A las pocas semanas de egresar de sus universidades, la mayoría de los nuevos periodistas esconden su rebeldía entre las piernas y se consagran a agradar a los dueños del látigo, a los dueños de la gran propiedad, a los jefes policiales, a los jueces y fiscales, a los intendentes y gobernadores, a los gruesos caciques locales, a los extranjeros que arriban buscando mano de obra barata. La gente común no tiene forma de eludirlos, no conoce más realidad que sus mentiras rastreras y les cree y les otorga un poder inmerecido.
Se les provee de todas las herramientas logísticas para que parezcan implacables inquisidores de los males sociales, Torquemadas contra la pequeña estafa, el microtráfico y el pirateo de cds piratas. Y hasta ahí llega ese aparente inmenso poder, porque las puertas verdaderamente relevantes de la gran delincuencia les están vedadas. Allí no se entrometen los niños investigadores, porque tras esas puertas todos los poderes están muy entrelazados y protegidos bajo la consigna del aprovechamiento.

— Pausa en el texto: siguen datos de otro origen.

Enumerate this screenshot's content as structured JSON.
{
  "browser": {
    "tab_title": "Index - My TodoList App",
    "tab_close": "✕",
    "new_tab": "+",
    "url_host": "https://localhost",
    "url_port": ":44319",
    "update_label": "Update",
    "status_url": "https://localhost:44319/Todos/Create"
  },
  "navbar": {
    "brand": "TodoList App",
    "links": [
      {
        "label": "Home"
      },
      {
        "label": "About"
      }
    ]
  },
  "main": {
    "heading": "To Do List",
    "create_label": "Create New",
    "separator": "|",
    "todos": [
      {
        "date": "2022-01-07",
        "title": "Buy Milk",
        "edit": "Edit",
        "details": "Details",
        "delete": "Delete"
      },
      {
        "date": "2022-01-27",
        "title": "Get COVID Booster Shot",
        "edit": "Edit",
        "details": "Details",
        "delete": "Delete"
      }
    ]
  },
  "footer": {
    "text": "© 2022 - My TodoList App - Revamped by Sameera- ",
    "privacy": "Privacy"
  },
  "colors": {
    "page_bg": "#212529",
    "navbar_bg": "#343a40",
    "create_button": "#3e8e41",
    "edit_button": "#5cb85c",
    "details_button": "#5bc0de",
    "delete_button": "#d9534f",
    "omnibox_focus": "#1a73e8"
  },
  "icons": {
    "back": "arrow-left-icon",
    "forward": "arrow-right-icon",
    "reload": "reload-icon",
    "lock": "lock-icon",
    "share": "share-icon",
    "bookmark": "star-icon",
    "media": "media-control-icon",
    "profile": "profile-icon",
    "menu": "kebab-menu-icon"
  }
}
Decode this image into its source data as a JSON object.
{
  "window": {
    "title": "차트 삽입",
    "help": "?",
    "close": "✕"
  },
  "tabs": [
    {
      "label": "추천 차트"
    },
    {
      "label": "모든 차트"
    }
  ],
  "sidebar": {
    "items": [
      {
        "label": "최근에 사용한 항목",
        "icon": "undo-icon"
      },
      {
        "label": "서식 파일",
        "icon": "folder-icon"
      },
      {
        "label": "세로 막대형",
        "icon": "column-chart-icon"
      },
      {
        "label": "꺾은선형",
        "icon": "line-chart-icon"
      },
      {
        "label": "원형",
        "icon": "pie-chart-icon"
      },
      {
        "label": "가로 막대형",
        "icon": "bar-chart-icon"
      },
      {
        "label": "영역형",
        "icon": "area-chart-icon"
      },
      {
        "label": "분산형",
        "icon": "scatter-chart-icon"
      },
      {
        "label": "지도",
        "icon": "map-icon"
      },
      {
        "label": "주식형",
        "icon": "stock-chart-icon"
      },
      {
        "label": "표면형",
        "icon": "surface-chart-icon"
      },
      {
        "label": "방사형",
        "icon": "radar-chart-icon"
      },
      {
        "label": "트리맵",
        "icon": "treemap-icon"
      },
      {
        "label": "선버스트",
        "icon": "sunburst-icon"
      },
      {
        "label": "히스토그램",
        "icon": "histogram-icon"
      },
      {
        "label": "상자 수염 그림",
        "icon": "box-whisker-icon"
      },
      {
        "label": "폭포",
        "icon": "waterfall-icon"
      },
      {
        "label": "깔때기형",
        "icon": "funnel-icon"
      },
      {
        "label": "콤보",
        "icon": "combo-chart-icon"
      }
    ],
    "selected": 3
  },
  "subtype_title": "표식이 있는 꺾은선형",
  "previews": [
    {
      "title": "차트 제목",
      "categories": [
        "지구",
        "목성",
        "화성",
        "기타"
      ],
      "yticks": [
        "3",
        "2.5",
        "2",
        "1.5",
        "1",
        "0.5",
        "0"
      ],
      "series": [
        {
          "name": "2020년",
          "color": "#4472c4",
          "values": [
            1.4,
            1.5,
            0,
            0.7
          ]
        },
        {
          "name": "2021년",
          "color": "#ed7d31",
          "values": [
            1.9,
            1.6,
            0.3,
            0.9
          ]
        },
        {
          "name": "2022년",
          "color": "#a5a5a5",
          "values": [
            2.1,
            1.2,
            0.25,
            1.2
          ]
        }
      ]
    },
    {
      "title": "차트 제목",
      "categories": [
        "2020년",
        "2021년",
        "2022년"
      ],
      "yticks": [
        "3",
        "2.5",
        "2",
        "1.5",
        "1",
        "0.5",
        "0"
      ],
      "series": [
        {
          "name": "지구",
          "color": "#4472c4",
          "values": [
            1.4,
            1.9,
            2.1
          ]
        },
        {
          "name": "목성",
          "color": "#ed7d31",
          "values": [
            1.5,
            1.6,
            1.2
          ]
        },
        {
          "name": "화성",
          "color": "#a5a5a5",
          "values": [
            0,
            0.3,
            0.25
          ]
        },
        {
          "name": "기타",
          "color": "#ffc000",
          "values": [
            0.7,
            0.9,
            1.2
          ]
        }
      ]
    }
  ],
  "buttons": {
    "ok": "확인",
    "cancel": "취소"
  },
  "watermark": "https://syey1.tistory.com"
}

Finalmente no son más que hormiguitas mal pagadas en la gran estrategia de la manipulación informativa con que el poder político y económico de turno intenta perpetuar su predominio. Algo así como funcionales carpinteritos de la tergiversación, la mentira, la omisión y la desinformación oportunista. Pocos están dispuestos a reconocerlo, pues el magro pan de sus familias depende de esa contribución a la mentira. El viejo rumor, otrora el único e inexacto medio de propagación de la información, se ha travestido hacia una utilitarista investidura de poder para los cabrones del primer vagón.
Por último, no puedo desconocer sino más bien honrar a las contadas excepciones a la regla de esta profesión. Periodistas que nunca se vendieron, que no se venden, y que están dispuestos a pagar con su propia vida la defensa de su verdad.